HP ProLiant DL380 G3 Running Windows Server 2000 has crashed between 6-7:30am for the past 5 days
I have a HP ProLiant DL380 G3 running Windows Server 2000 that has been crashing everyday between 6-730am. This started when I changed out a failing hard drive 6 days ago. I have looked at the scheduled tasks which does not have anything pertaining to this issue. Below are the only things I see in the system log and some of the dump files. Can this be a hardware issue if this happens at a certain time frame everyday? Any help is greatly appreciated. Thanks
The previous system shutdown at 6:07:55 AM on 2/7/2012 was unexpected.
System Information Agent: Health: The server is operational again. The server has previously been shutdown by the Automatic Server Recovery (ASR) feature and has just become operational again. [SNMP TRAP: 6025 in CPQHLTH.MIB]
BugCheck 7A, {3, c0000005, 3400028, 0}
Probably caused by : memory_corruption ( nt!MiMakeSystemAddressValidPfn+42 )
Followup: MachineOwner
0: kd> !analyze -v
- *
- Bugcheck Analysis *
- *
KERNEL_DATA_INPAGE_ERROR (7a) The requested page of kernel data could not be read in. Typically caused by a bad block in the paging file or disk controller error. Also see KERNEL_STACK_INPAGE_ERROR. If the error status is 0xC000000E, 0xC000009C, 0xC000009D or 0xC0000185, it means the disk subsystem has experienced a failure. If the error status is 0xC000009A, then it means the request failed because a filesystem failed to make forward progress. Arguments: Arg1: 00000003, lock type that was held (value 1,2,3, or PTE address) Arg2: c0000005, error status (normally i/o status code) Arg3: 03400028, current process (virtual address for lock type 3, or PTE) Arg4: 00000000, virtual address that could not be in-paged (or PTE contents if arg1 is a PTE address)
MODULE_NAME: nt
IMAGE_NAME: memory_corruption
BugCheck A, {0, 2, 1, 804137d6}
Probably caused by : ntkrnlmp.exe ( nt!CcGetVirtualAddress+ba )
- *
- Bugcheck Analysis *
- *
IRQL_NOT_LESS_OR_EQUAL (a) An attempt was made to access a pageable (or completely invalid) address at an interrupt request level (IRQL) that is too high. This is usually caused by drivers using improper addresses. If a kernel debugger is available get the stack backtrace. Arguments: Arg1: 00000000, memory referenced Arg2: 00000002, IRQL Arg3: 00000001, bitfield : bit 0 : value 0 = read operation, 1 = write operation bit 3 : value 0 = not an execute operation, 1 = execute operation (only on chips which support this level of status) Arg4: 804137d6, address which referenced memory
MODULE_NAME: nt
IMAGE_NAME: ntkrnlmp.exe
The first thing to understand here is that Windows 2000 is no longer supported by Microsoft. New security vulnerabilities are no longer patched. Windows Update on this server is now meaningless. That alone means it's well past time to move away from this server anyway.

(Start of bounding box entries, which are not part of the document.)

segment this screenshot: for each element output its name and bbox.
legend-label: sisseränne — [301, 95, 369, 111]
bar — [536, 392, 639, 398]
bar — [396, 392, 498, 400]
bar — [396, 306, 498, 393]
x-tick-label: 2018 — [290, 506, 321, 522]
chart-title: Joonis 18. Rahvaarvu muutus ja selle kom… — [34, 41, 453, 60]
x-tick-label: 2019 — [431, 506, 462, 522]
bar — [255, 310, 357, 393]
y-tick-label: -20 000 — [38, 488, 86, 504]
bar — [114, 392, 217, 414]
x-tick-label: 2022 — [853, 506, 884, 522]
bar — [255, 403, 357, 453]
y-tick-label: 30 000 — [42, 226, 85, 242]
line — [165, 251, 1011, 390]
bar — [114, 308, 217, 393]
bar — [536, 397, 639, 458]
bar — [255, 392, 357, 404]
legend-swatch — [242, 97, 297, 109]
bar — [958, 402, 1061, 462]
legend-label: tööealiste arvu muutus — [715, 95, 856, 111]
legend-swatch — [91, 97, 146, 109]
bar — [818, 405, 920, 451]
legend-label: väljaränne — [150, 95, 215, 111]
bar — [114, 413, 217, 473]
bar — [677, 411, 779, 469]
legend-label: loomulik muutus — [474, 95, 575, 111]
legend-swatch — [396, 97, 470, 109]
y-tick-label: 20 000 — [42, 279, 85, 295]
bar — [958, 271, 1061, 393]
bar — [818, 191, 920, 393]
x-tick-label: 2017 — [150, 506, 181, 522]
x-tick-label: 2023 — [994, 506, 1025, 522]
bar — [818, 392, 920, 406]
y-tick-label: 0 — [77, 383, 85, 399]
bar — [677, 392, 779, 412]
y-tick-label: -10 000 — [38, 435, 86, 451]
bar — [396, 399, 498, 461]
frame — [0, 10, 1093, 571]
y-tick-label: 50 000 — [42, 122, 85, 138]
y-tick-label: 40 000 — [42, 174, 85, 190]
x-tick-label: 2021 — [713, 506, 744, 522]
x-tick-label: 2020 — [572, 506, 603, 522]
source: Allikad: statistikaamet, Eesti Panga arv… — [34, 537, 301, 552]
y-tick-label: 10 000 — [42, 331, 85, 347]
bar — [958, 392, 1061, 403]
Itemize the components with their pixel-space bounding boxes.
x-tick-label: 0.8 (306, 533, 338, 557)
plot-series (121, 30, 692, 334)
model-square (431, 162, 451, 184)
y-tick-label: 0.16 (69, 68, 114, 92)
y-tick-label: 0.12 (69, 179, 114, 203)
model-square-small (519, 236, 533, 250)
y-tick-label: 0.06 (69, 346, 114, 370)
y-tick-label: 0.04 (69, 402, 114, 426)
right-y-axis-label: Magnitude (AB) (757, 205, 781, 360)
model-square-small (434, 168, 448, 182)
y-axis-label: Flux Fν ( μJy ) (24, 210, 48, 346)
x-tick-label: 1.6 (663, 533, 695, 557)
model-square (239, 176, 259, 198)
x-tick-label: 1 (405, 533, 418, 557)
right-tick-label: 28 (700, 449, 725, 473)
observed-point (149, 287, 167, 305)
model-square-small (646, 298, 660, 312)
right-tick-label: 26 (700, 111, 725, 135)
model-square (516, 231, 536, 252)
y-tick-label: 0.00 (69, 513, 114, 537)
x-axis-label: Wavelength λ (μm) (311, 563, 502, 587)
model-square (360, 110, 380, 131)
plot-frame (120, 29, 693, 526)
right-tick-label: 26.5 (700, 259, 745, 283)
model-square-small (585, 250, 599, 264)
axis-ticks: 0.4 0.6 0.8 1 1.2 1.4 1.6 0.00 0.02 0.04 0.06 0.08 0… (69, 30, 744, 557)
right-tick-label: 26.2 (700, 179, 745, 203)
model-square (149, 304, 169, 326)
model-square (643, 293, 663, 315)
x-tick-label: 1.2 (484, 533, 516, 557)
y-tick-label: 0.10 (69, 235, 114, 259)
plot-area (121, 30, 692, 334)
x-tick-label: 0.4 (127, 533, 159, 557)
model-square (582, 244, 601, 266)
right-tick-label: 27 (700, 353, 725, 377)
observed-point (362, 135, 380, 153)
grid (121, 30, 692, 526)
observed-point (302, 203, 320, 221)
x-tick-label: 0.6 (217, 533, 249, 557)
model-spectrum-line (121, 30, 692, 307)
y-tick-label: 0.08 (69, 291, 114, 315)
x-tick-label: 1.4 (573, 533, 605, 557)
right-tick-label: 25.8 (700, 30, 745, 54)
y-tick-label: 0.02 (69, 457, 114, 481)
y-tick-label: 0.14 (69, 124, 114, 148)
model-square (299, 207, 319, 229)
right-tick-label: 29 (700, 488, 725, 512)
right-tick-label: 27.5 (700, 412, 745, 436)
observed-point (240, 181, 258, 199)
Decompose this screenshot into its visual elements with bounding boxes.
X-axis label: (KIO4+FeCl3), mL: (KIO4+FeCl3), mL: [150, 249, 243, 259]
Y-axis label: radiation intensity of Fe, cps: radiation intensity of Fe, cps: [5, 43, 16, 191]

The second thing to consider is that, given the consistent timing, you may want to go over any scheduled tasks on the system that are active during this period. Also look for other environmental factors — really, anything that increases load on the server at a certain time of day could push hardware that is only beginning to fail over the edge.
Which brings up the next thing: given the age of the equipment, it's very likely just something like an old RAM stick that's gone bad, especially as one of your errors is memory corruption. But again, that really indicates to me that this server has passed it's end of life and should be replaced, because even if you find and correct this issue you're likely to have another one fairly soon down the road.
It's time to update. See my comments here in the following question: HP DL380 G3 2U For Basic Web Server in 2012 and Best sysadmin WTF?
Since you're working with 9 year-old hardware, there's the usual risk of failing components. This particular issue may be firmware related, though. Please make sure you're running the most recent firmware for Windows 2000 + DL380 G3. Pay particular attention to the system BIOS version and the Smart Array controller (5i? 5300? 641? 6400?). See if that makes a difference for now.